C’est à tout ceci que les autorités veulent mettre un terme en adoptant le 29 novembre 2022, une nouvelle loi. Cette loi vise à garantir un environnement sûr, propice au développement des apprenants, filles et garçons. Elle espère contribuer à la moralisation de la vie dans les centres de formation professionnelle et d’apprentissage et en milieu scolaire.
Avec le nouveau texte il est prévu une peine d’emprisonnement d’un an à cinq ans et d’une amende d’un à cinq millions de FCFA contre « quiconque met enceinte une apprenante, régulièrement inscrite dans un établissement d’enseignement ou dans un centre d’apprentissage ou de formation professionnelle. Cette peine est portée au double lorsque l’auteur de la grossesse est une personne abusant de l’autorité que lui confèrent ses fonctions ou lorsque l’apprenante enceinte est une mineure de quinze ans ».
« Ce sont des dispositions légales que nous avons toujours attendues », se réjouit Claire Quenum qui pense que la nouvelle législation « va permettre de mieux organiser nos actions en matière de protection des filles et garçons ».

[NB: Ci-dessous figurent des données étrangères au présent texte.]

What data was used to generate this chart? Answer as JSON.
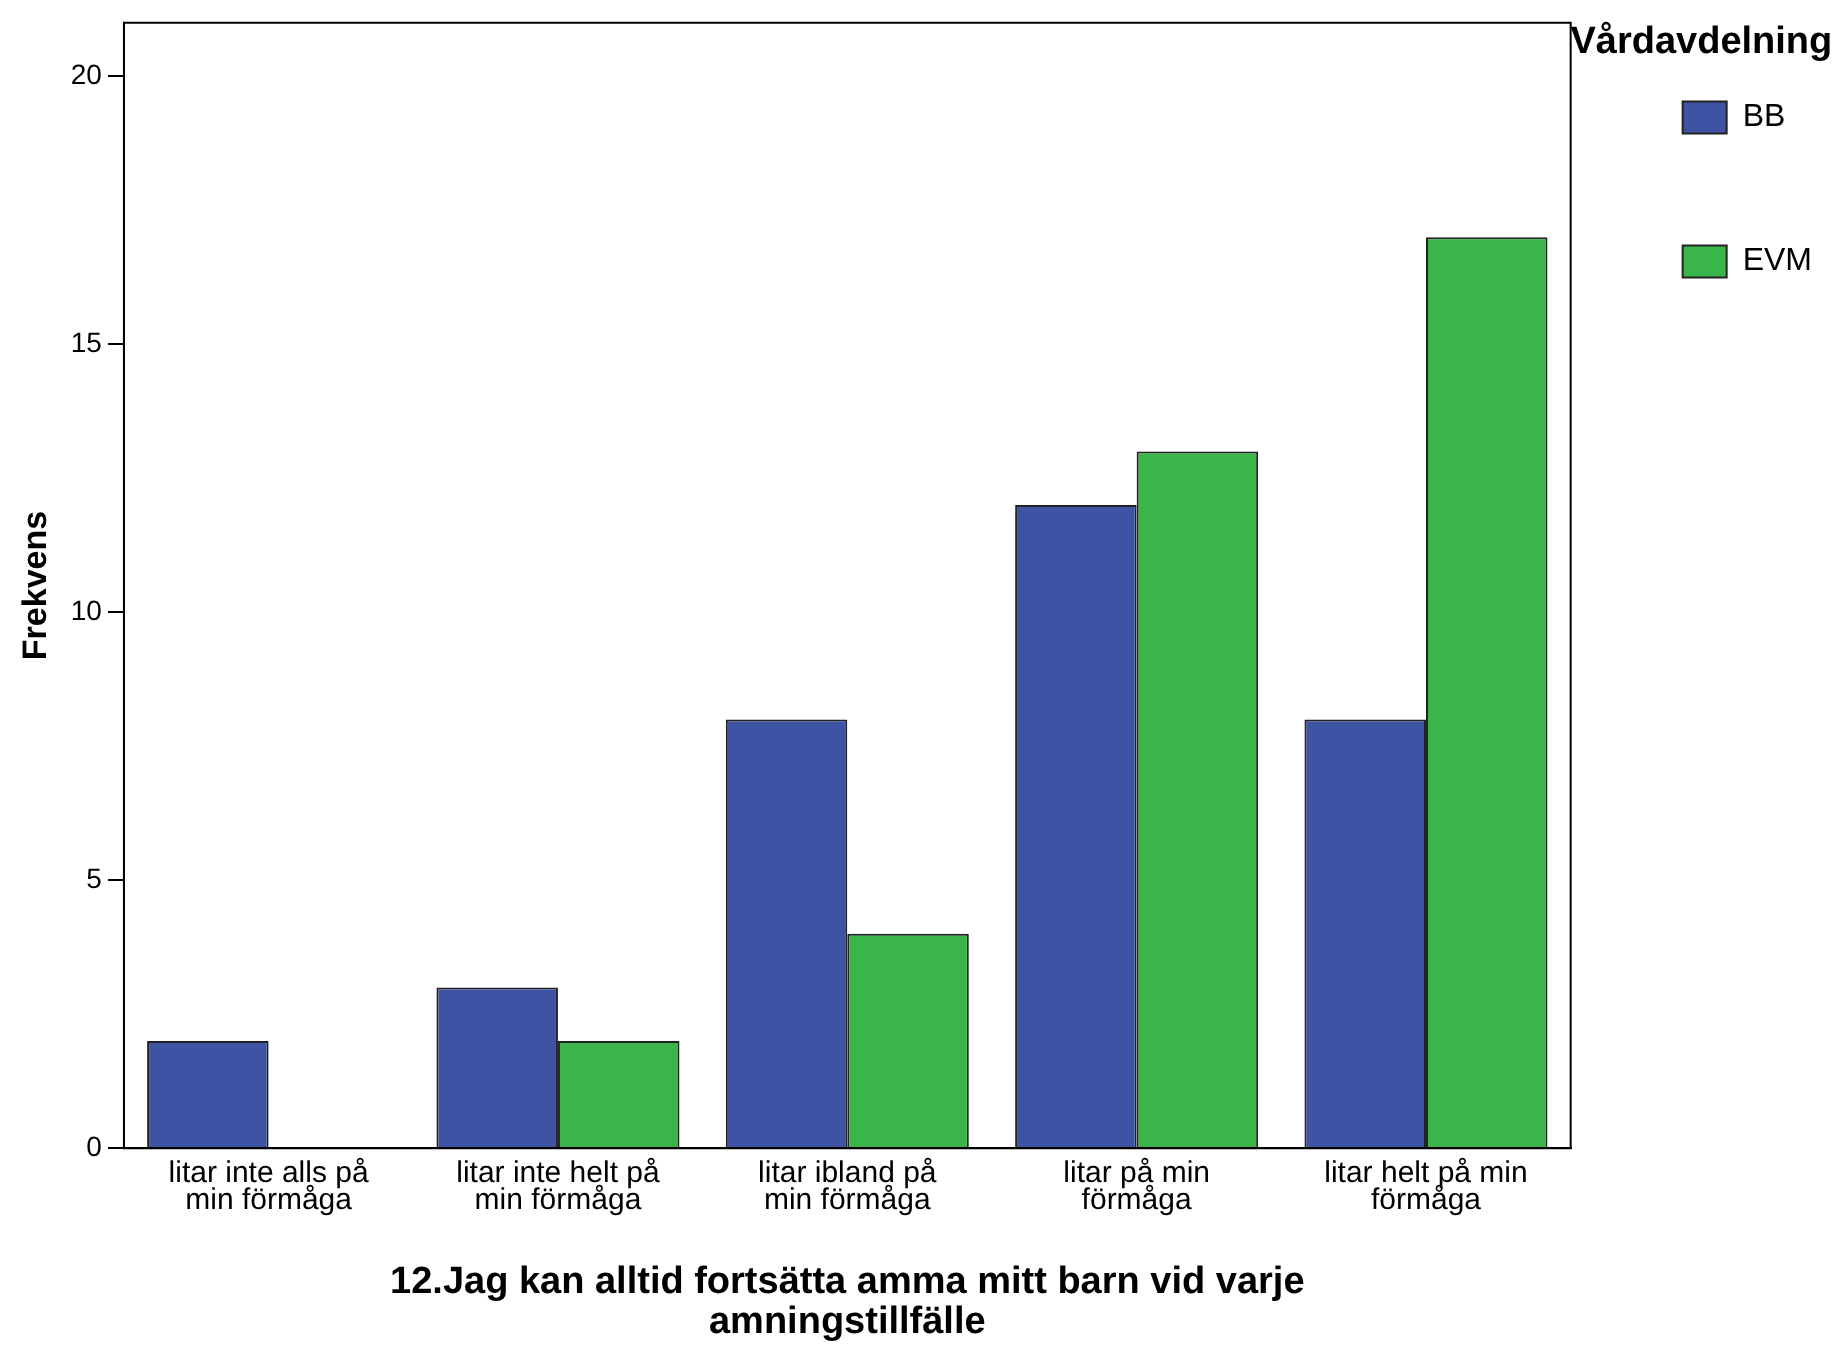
{
  "chart_data": {
    "type": "bar",
    "xlabel": "12.Jag kan alltid fortsätta amma mitt barn vid varje amningstillfälle",
    "ylabel": "Frekvens",
    "legend_title": "Vårdavdelning",
    "legend": "top right",
    "categories": [
      "litar inte alls på min förmåga",
      "litar inte helt på min förmåga",
      "litar ibland på min förmåga",
      "litar på min förmåga",
      "litar helt på min förmåga"
    ],
    "series": [
      {
        "name": "BB",
        "color": "#3e53a4",
        "values": [
          2,
          3,
          8,
          12,
          8
        ]
      },
      {
        "name": "EVM",
        "color": "#3ab54a",
        "values": [
          0,
          2,
          4,
          13,
          17
        ]
      }
    ],
    "ylim": [
      0,
      21
    ],
    "yticks": [
      0,
      5,
      10,
      15,
      20
    ],
    "grid": false
  }
}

Certains acteurs de la société civile tout en saluant l’initiative s’interrogent toutefois sur certains aspects pratiques.
« Ma première préoccupation est de savoir ce qu’on fait des victimes ? Seront-elles prises en charge sur le plan mental, médical, psychologique et dédommagées surtout qu’elles sont encore mineures ? », s’interroge Mme Aho Suzanne, ancienne ministre de la Santé, actuellement experte des Nations-Unies sur les questions de l’enfance. Très souvent, poursuit-elle, « même au niveau des commissariats on met la victime en face de son prédateur qui continue de faire pression sur l’enfant qui ne peut pas parler ».

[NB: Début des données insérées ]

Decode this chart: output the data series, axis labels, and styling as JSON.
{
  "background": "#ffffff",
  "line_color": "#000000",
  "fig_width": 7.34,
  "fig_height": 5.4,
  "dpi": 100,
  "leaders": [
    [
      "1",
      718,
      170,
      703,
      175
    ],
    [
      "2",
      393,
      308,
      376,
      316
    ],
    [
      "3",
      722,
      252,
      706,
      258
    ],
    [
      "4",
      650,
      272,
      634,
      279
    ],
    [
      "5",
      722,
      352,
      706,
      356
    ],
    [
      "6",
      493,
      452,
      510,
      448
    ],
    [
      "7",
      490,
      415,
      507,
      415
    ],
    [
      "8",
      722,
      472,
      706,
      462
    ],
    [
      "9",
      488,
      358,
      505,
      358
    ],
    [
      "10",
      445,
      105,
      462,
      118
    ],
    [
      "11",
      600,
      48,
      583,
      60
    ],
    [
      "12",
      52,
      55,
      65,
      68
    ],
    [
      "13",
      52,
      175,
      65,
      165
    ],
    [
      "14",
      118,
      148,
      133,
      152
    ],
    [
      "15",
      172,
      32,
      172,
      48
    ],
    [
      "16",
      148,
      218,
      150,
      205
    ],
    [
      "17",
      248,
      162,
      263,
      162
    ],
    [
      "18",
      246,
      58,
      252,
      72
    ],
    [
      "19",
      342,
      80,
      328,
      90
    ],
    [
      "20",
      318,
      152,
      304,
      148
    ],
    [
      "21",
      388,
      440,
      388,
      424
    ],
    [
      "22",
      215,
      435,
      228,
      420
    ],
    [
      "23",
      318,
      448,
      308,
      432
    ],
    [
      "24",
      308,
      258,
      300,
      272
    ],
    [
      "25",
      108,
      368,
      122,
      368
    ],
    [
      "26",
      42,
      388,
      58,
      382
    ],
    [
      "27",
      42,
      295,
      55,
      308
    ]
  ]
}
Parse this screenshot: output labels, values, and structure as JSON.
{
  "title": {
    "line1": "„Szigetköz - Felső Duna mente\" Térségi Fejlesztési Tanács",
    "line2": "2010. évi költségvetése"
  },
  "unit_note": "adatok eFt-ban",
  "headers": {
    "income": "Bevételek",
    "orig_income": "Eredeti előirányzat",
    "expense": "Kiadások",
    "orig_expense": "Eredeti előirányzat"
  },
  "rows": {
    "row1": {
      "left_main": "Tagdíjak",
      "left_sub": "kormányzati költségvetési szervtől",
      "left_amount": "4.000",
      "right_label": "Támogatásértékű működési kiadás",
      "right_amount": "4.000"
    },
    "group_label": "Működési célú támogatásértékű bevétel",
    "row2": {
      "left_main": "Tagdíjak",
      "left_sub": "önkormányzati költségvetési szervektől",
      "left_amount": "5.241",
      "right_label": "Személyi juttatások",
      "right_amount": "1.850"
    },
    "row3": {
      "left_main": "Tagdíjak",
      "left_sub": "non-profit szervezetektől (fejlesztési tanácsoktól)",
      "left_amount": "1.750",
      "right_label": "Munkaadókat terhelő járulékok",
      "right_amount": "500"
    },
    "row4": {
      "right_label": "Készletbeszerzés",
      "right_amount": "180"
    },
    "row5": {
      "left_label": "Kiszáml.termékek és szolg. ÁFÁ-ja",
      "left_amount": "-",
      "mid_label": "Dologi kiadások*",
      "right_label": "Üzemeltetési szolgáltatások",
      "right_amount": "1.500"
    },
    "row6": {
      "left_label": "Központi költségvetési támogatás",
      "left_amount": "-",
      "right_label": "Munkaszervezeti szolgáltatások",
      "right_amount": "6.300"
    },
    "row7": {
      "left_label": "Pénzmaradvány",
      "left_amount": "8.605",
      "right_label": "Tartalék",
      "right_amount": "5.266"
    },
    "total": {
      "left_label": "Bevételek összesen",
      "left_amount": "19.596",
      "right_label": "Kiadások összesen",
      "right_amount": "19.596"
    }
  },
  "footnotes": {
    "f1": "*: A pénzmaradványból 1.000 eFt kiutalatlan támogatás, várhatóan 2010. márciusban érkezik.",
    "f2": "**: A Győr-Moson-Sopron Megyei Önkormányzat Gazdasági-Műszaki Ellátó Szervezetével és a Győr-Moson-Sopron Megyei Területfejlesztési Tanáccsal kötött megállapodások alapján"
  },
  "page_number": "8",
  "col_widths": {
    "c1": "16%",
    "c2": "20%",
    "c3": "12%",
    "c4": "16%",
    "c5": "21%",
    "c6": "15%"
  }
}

Pour la militante Rita Gbodui, il faut sensibiliser les populations pour que les victimes et leurs parents « brisent le silence et dénoncent les auteurs ». Elle suggère que les sanctions soient « rendues publiques afin de décourager les prédateurs sexuels ». Mais cela suffira-t-il ? Une chose de voter une loi et une autre est de l’appliquer, surtout de bien l’appliquer.